In Monday’s ‘rate update’ I wrote,
“…analysts now believe that the Fed will announce an extension of their current monetary stimulus program called “Operation Twist” which is set to expire at the end of this month….Should the Fed announce an extension…we could see rates go a little lower…if the Fed elects not to extend “Operation Twist” or decides to extend it for a short duration I would expect mortgage rates to rise.”
In their monetary policy statement yesterday the Fed DID extend “Operation Twist” for 6 months. Initially it looked like mortgage rates would worsen on the announcement because 6 months was less than many had expected.
However, they’ve since stabilized.
Also accompanying the Fed’s statement was a downward adjustment to their economic forecast siting the European debt crisis & political stagnation in Congress as the main culprits. Bad news for the economy is good news fro mortgage rates.

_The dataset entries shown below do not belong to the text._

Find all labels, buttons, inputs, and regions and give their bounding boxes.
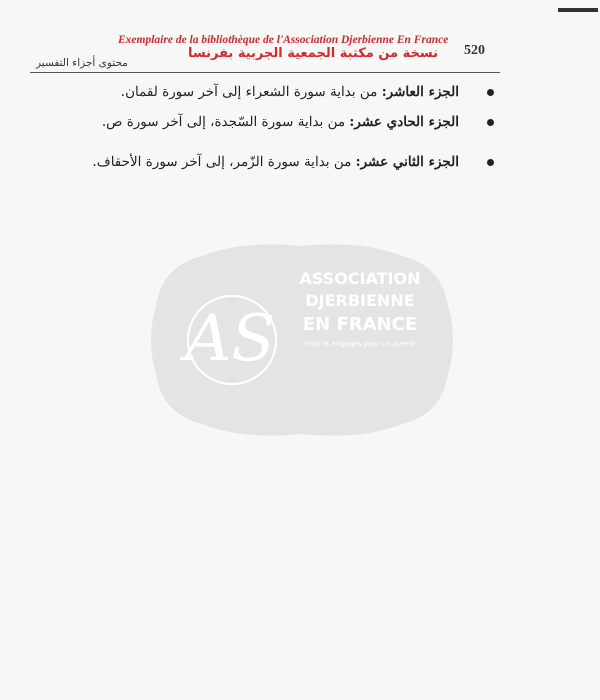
scan-corner-mark bbox=[558, 8, 598, 12]
bullet-icon bbox=[487, 159, 494, 166]
part-name: الجزء الحادي عشر: bbox=[349, 114, 459, 130]
part-description: من بداية سورة السّجدة، إلى آخر سورة ص. bbox=[101, 114, 350, 130]
bullet-icon bbox=[487, 89, 494, 96]
watermark-line-2: DJERBIENNE bbox=[305, 291, 415, 310]
running-header: محتوى أجزاء التفسير bbox=[36, 57, 128, 69]
list-item bbox=[36, 108, 494, 136]
watermark-line-1: ASSOCIATION bbox=[299, 269, 421, 288]
watermark-tagline: Unis et engagés pour un avenir bbox=[304, 340, 416, 348]
library-stamp-arabic: نسخة من مكتبة الجمعية الجربية بفرنسا bbox=[188, 46, 438, 61]
association-watermark-logo bbox=[142, 236, 462, 444]
list-item bbox=[36, 148, 494, 176]
header-rule bbox=[30, 72, 500, 73]
library-stamp-french: Exemplaire de la bibliothèque de l'Association Djerbienne En France bbox=[118, 34, 449, 46]
page-number: 520 bbox=[464, 43, 485, 58]
part-description: من بداية سورة الزّمر، إلى آخر سورة الأحقاف. bbox=[92, 154, 356, 170]
watermark-line-3: EN FRANCE bbox=[302, 314, 418, 335]
bullet-icon bbox=[487, 119, 494, 126]
part-name: الجزء العاشر: bbox=[381, 84, 459, 100]
part-name: الجزء الثاني عشر: bbox=[355, 154, 459, 170]
watermark-monogram: AS bbox=[184, 302, 276, 376]
page-body bbox=[36, 78, 494, 178]
list-item bbox=[36, 78, 494, 106]
part-description: من بداية سورة الشعراء إلى آخر سورة لقمان. bbox=[120, 84, 382, 100]
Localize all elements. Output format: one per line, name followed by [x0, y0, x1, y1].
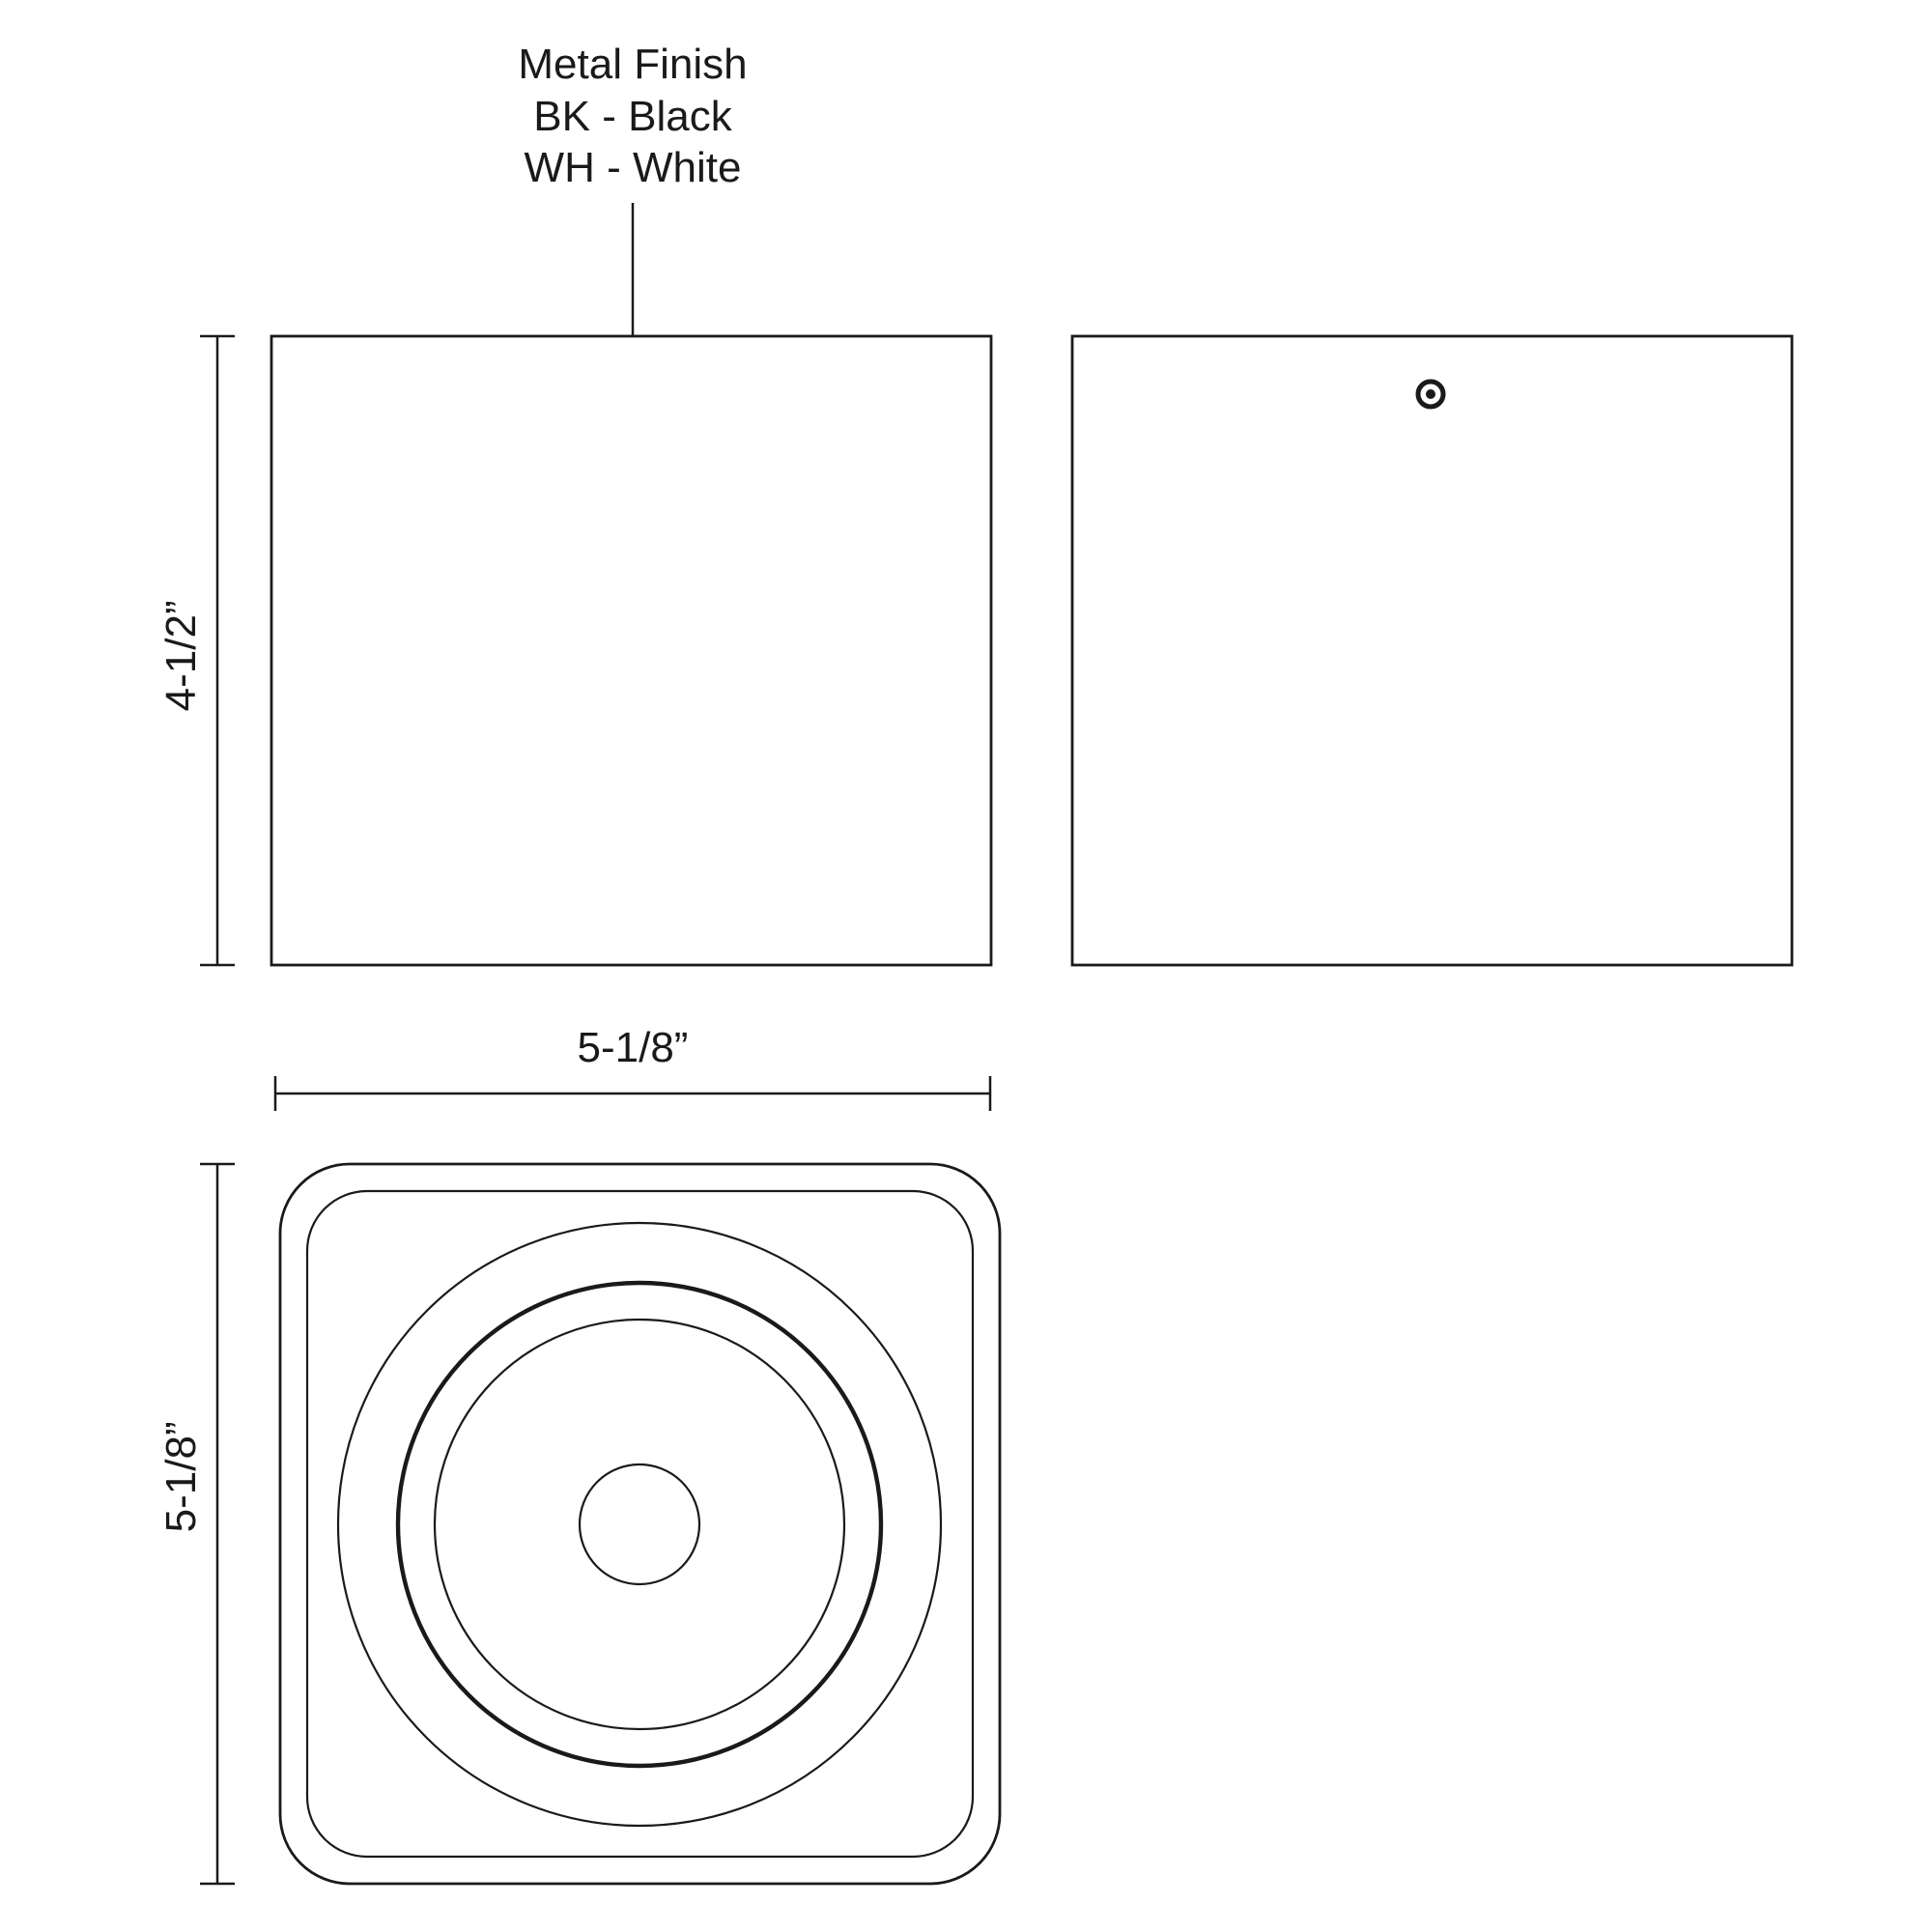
screw-hole-detail — [1418, 382, 1443, 407]
callout-line-title: Metal Finish — [518, 41, 748, 88]
metal-finish-callout — [425, 39, 840, 194]
housing-outer-edge — [280, 1164, 1000, 1884]
depth-dimension-label: 5-1/8” — [157, 1421, 206, 1533]
callout-line-bk: BK - Black — [533, 92, 732, 140]
height-dimension-label: 4-1/2” — [157, 600, 206, 712]
bottom-view — [280, 1164, 1000, 1884]
side-elevation-view — [1072, 336, 1792, 965]
width-dimension-label: 5-1/8” — [577, 1024, 689, 1071]
front-elevation-view — [271, 336, 991, 965]
width-dimension-line — [275, 1076, 990, 1111]
callout-line-wh: WH - White — [524, 144, 742, 192]
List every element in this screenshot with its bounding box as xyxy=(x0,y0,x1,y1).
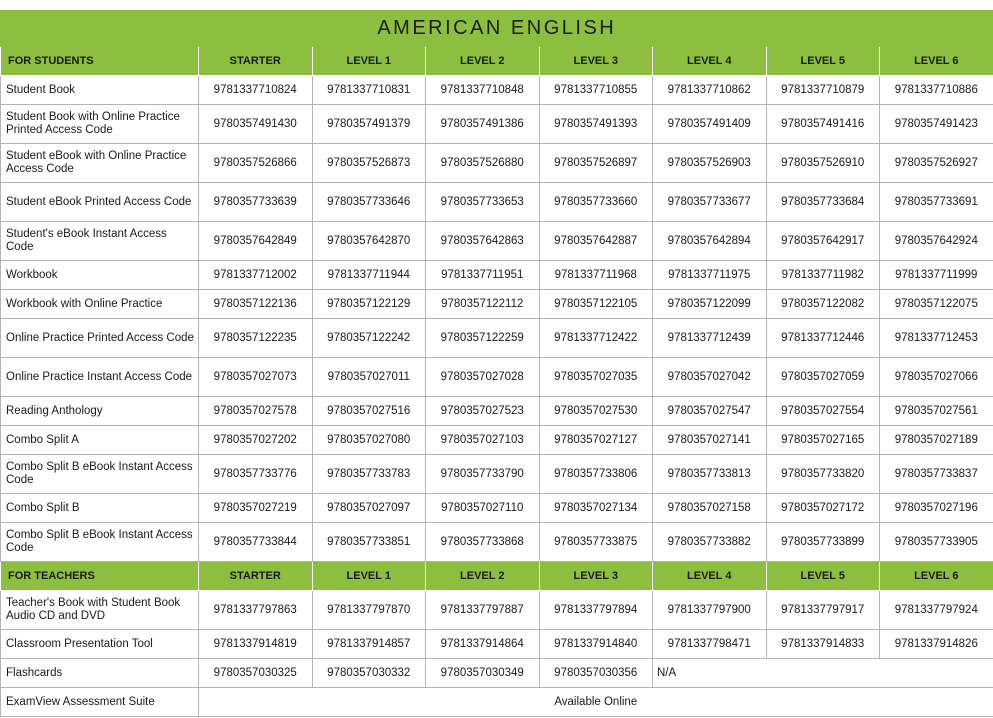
isbn-cell: 9780357030332 xyxy=(312,659,426,688)
isbn-cell: 9780357027578 xyxy=(199,397,313,426)
row-label: Reading Anthology xyxy=(1,397,199,426)
isbn-cell: 9780357030325 xyxy=(199,659,313,688)
isbn-cell: 9780357027141 xyxy=(653,426,767,455)
isbn-cell: 9780357491416 xyxy=(766,105,880,144)
isbn-cell: 9780357027080 xyxy=(312,426,426,455)
isbn-cell: 9780357027097 xyxy=(312,494,426,523)
isbn-cell: 9781337710879 xyxy=(766,76,880,105)
isbn-cell: 9780357733783 xyxy=(312,455,426,494)
isbn-cell: 9781337914833 xyxy=(766,630,880,659)
isbn-cell: 9780357733820 xyxy=(766,455,880,494)
isbn-cell: 9780357733653 xyxy=(426,183,540,222)
isbn-cell: 9780357733868 xyxy=(426,523,540,562)
table-row xyxy=(1,591,993,630)
isbn-cell: 9780357027110 xyxy=(426,494,540,523)
isbn-cell: 9780357491393 xyxy=(539,105,653,144)
isbn-cell: 9781337712453 xyxy=(880,319,993,358)
isbn-table-container xyxy=(0,10,993,717)
isbn-cell: 9781337797894 xyxy=(539,591,653,630)
availability-cell: Available Online xyxy=(199,688,993,717)
column-header: STARTER xyxy=(199,47,313,76)
isbn-cell: 9780357027523 xyxy=(426,397,540,426)
row-label: Student's eBook Instant Access Code xyxy=(1,222,199,261)
isbn-cell: 9780357122235 xyxy=(199,319,313,358)
isbn-cell: 9780357027202 xyxy=(199,426,313,455)
column-header: LEVEL 2 xyxy=(426,47,540,76)
column-header: LEVEL 2 xyxy=(426,562,540,591)
isbn-cell: 9781337914857 xyxy=(312,630,426,659)
table-row xyxy=(1,261,993,290)
isbn-cell: 9780357642870 xyxy=(312,222,426,261)
isbn-cell: 9781337710848 xyxy=(426,76,540,105)
isbn-cell: 9781337797917 xyxy=(766,591,880,630)
table-row xyxy=(1,688,993,717)
table-row xyxy=(1,358,993,397)
isbn-cell: 9780357122112 xyxy=(426,290,540,319)
row-label: Online Practice Instant Access Code xyxy=(1,358,199,397)
isbn-cell: 9781337914840 xyxy=(539,630,653,659)
table-row xyxy=(1,290,993,319)
isbn-cell: 9780357733660 xyxy=(539,183,653,222)
isbn-cell: 9781337711975 xyxy=(653,261,767,290)
isbn-cell: 9780357030349 xyxy=(426,659,540,688)
isbn-cell: 9780357027103 xyxy=(426,426,540,455)
row-label: Combo Split B eBook Instant Access Code xyxy=(1,523,199,562)
isbn-cell: 9780357122082 xyxy=(766,290,880,319)
row-label: Student eBook Printed Access Code xyxy=(1,183,199,222)
isbn-cell: 9780357027196 xyxy=(880,494,993,523)
isbn-cell: 9781337710831 xyxy=(312,76,426,105)
isbn-cell: 9780357491386 xyxy=(426,105,540,144)
isbn-cell: 9780357733813 xyxy=(653,455,767,494)
isbn-cell: 9780357642894 xyxy=(653,222,767,261)
isbn-cell: 9781337798471 xyxy=(653,630,767,659)
isbn-cell: 9781337914819 xyxy=(199,630,313,659)
isbn-cell: 9780357733875 xyxy=(539,523,653,562)
isbn-cell: 9780357733646 xyxy=(312,183,426,222)
row-label: Student Book xyxy=(1,76,199,105)
isbn-cell: 9780357733639 xyxy=(199,183,313,222)
column-header: LEVEL 5 xyxy=(766,562,880,591)
isbn-cell: 9780357526866 xyxy=(199,144,313,183)
table-row xyxy=(1,455,993,494)
isbn-cell: 9780357027066 xyxy=(880,358,993,397)
isbn-cell: 9780357122136 xyxy=(199,290,313,319)
isbn-cell: 9780357733851 xyxy=(312,523,426,562)
row-label: Student eBook with Online Practice Access Code xyxy=(1,144,199,183)
isbn-cell: 9780357027516 xyxy=(312,397,426,426)
column-header: LEVEL 1 xyxy=(312,47,426,76)
isbn-cell: 9781337914826 xyxy=(880,630,993,659)
column-header: LEVEL 4 xyxy=(653,47,767,76)
isbn-cell: 9781337797924 xyxy=(880,591,993,630)
isbn-cell: 9781337710855 xyxy=(539,76,653,105)
column-header: LEVEL 5 xyxy=(766,47,880,76)
isbn-cell: 9780357733691 xyxy=(880,183,993,222)
row-label: Combo Split A xyxy=(1,426,199,455)
row-label: Combo Split B xyxy=(1,494,199,523)
isbn-cell: 9780357122075 xyxy=(880,290,993,319)
row-label: Flashcards xyxy=(1,659,199,688)
isbn-cell: 9781337797870 xyxy=(312,591,426,630)
isbn-cell: 9781337711968 xyxy=(539,261,653,290)
isbn-cell: 9780357027189 xyxy=(880,426,993,455)
isbn-cell: 9780357733684 xyxy=(766,183,880,222)
isbn-cell: 9780357027158 xyxy=(653,494,767,523)
isbn-cell: 9780357733882 xyxy=(653,523,767,562)
row-label: Teacher's Book with Student Book Audio CD and DVD xyxy=(1,591,199,630)
isbn-cell: 9781337711982 xyxy=(766,261,880,290)
isbn-cell: 9780357526910 xyxy=(766,144,880,183)
column-header: LEVEL 4 xyxy=(653,562,767,591)
isbn-cell: 9780357733844 xyxy=(199,523,313,562)
isbn-cell: 9780357027134 xyxy=(539,494,653,523)
column-header: LEVEL 3 xyxy=(539,562,653,591)
not-available-cell: N/A xyxy=(653,659,993,688)
isbn-cell: 9780357642924 xyxy=(880,222,993,261)
isbn-cell: 9781337712002 xyxy=(199,261,313,290)
isbn-cell: 9781337711999 xyxy=(880,261,993,290)
row-label: Student Book with Online Practice Printed Access Code xyxy=(1,105,199,144)
isbn-cell: 9780357122105 xyxy=(539,290,653,319)
table-row xyxy=(1,222,993,261)
isbn-cell: 9780357526903 xyxy=(653,144,767,183)
table-row xyxy=(1,76,993,105)
isbn-cell: 9780357642917 xyxy=(766,222,880,261)
isbn-cell: 9780357491423 xyxy=(880,105,993,144)
isbn-cell: 9781337711944 xyxy=(312,261,426,290)
table-row xyxy=(1,319,993,358)
isbn-cell: 9780357122129 xyxy=(312,290,426,319)
teachers-section-label: FOR TEACHERS xyxy=(1,562,199,591)
isbn-cell: 9780357642887 xyxy=(539,222,653,261)
row-label: Online Practice Printed Access Code xyxy=(1,319,199,358)
students-section-label: FOR STUDENTS xyxy=(1,47,199,76)
isbn-cell: 9780357030356 xyxy=(539,659,653,688)
isbn-cell: 9780357642863 xyxy=(426,222,540,261)
isbn-cell: 9780357027561 xyxy=(880,397,993,426)
isbn-cell: 9780357027028 xyxy=(426,358,540,397)
table-row xyxy=(1,494,993,523)
row-label: Classroom Presentation Tool xyxy=(1,630,199,659)
isbn-cell: 9780357491379 xyxy=(312,105,426,144)
isbn-cell: 9780357027011 xyxy=(312,358,426,397)
table-row xyxy=(1,630,993,659)
isbn-cell: 9781337710886 xyxy=(880,76,993,105)
isbn-cell: 9780357526927 xyxy=(880,144,993,183)
students-header-row xyxy=(1,47,993,76)
isbn-cell: 9781337712446 xyxy=(766,319,880,358)
isbn-cell: 9781337797900 xyxy=(653,591,767,630)
isbn-cell: 9780357122259 xyxy=(426,319,540,358)
isbn-cell: 9780357642849 xyxy=(199,222,313,261)
row-label: Workbook with Online Practice xyxy=(1,290,199,319)
table-title: AMERICAN ENGLISH xyxy=(1,11,993,47)
isbn-cell: 9781337712422 xyxy=(539,319,653,358)
column-header: LEVEL 3 xyxy=(539,47,653,76)
isbn-cell: 9780357027127 xyxy=(539,426,653,455)
isbn-cell: 9780357122242 xyxy=(312,319,426,358)
column-header: STARTER xyxy=(199,562,313,591)
isbn-cell: 9781337710862 xyxy=(653,76,767,105)
row-label: Workbook xyxy=(1,261,199,290)
isbn-cell: 9781337914864 xyxy=(426,630,540,659)
isbn-cell: 9780357027073 xyxy=(199,358,313,397)
isbn-cell: 9780357733806 xyxy=(539,455,653,494)
isbn-cell: 9780357027554 xyxy=(766,397,880,426)
isbn-cell: 9780357491430 xyxy=(199,105,313,144)
table-row xyxy=(1,144,993,183)
isbn-cell: 9780357027219 xyxy=(199,494,313,523)
isbn-cell: 9780357526873 xyxy=(312,144,426,183)
isbn-cell: 9780357526897 xyxy=(539,144,653,183)
isbn-cell: 9780357027547 xyxy=(653,397,767,426)
isbn-cell: 9780357733776 xyxy=(199,455,313,494)
isbn-cell: 9780357027042 xyxy=(653,358,767,397)
table-row xyxy=(1,523,993,562)
table-row xyxy=(1,426,993,455)
isbn-cell: 9780357733905 xyxy=(880,523,993,562)
isbn-cell: 9780357122099 xyxy=(653,290,767,319)
isbn-cell: 9780357027059 xyxy=(766,358,880,397)
isbn-cell: 9780357733677 xyxy=(653,183,767,222)
isbn-cell: 9781337710824 xyxy=(199,76,313,105)
table-row xyxy=(1,183,993,222)
row-label: ExamView Assessment Suite xyxy=(1,688,199,717)
isbn-cell: 9780357027035 xyxy=(539,358,653,397)
isbn-cell: 9780357733837 xyxy=(880,455,993,494)
teachers-header-row xyxy=(1,562,993,591)
isbn-cell: 9781337711951 xyxy=(426,261,540,290)
isbn-cell: 9781337712439 xyxy=(653,319,767,358)
isbn-cell: 9781337797863 xyxy=(199,591,313,630)
isbn-cell: 9780357027165 xyxy=(766,426,880,455)
table-row xyxy=(1,659,993,688)
isbn-cell: 9780357027172 xyxy=(766,494,880,523)
row-label: Combo Split B eBook Instant Access Code xyxy=(1,455,199,494)
isbn-cell: 9780357526880 xyxy=(426,144,540,183)
isbn-table xyxy=(0,10,993,717)
column-header: LEVEL 1 xyxy=(312,562,426,591)
column-header: LEVEL 6 xyxy=(880,47,993,76)
isbn-cell: 9780357733790 xyxy=(426,455,540,494)
table-row xyxy=(1,105,993,144)
isbn-cell: 9780357027530 xyxy=(539,397,653,426)
column-header: LEVEL 6 xyxy=(880,562,993,591)
isbn-cell: 9780357733899 xyxy=(766,523,880,562)
table-row xyxy=(1,397,993,426)
table-body xyxy=(1,47,993,717)
isbn-cell: 9780357491409 xyxy=(653,105,767,144)
isbn-cell: 9781337797887 xyxy=(426,591,540,630)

Grim economic data is also helping mortgage rates to remain low this morning. A survey of European Union purchasing managers hit the lowest level since June of 2009. Furthermore, a separate survey of consumer confidence fell further in June from May making it unlikely that retail consumers will increase spending in the near-term. In China, a gauge on manufacturing activity slowed by more than expected.
In housing news the National Association of Realtors reported that existing home sales fell in May from a month earlier on lack of supply but were still almost 10% higher than a year earlier.
I expect rates to remain low for now. Attention will now shift back to Europe.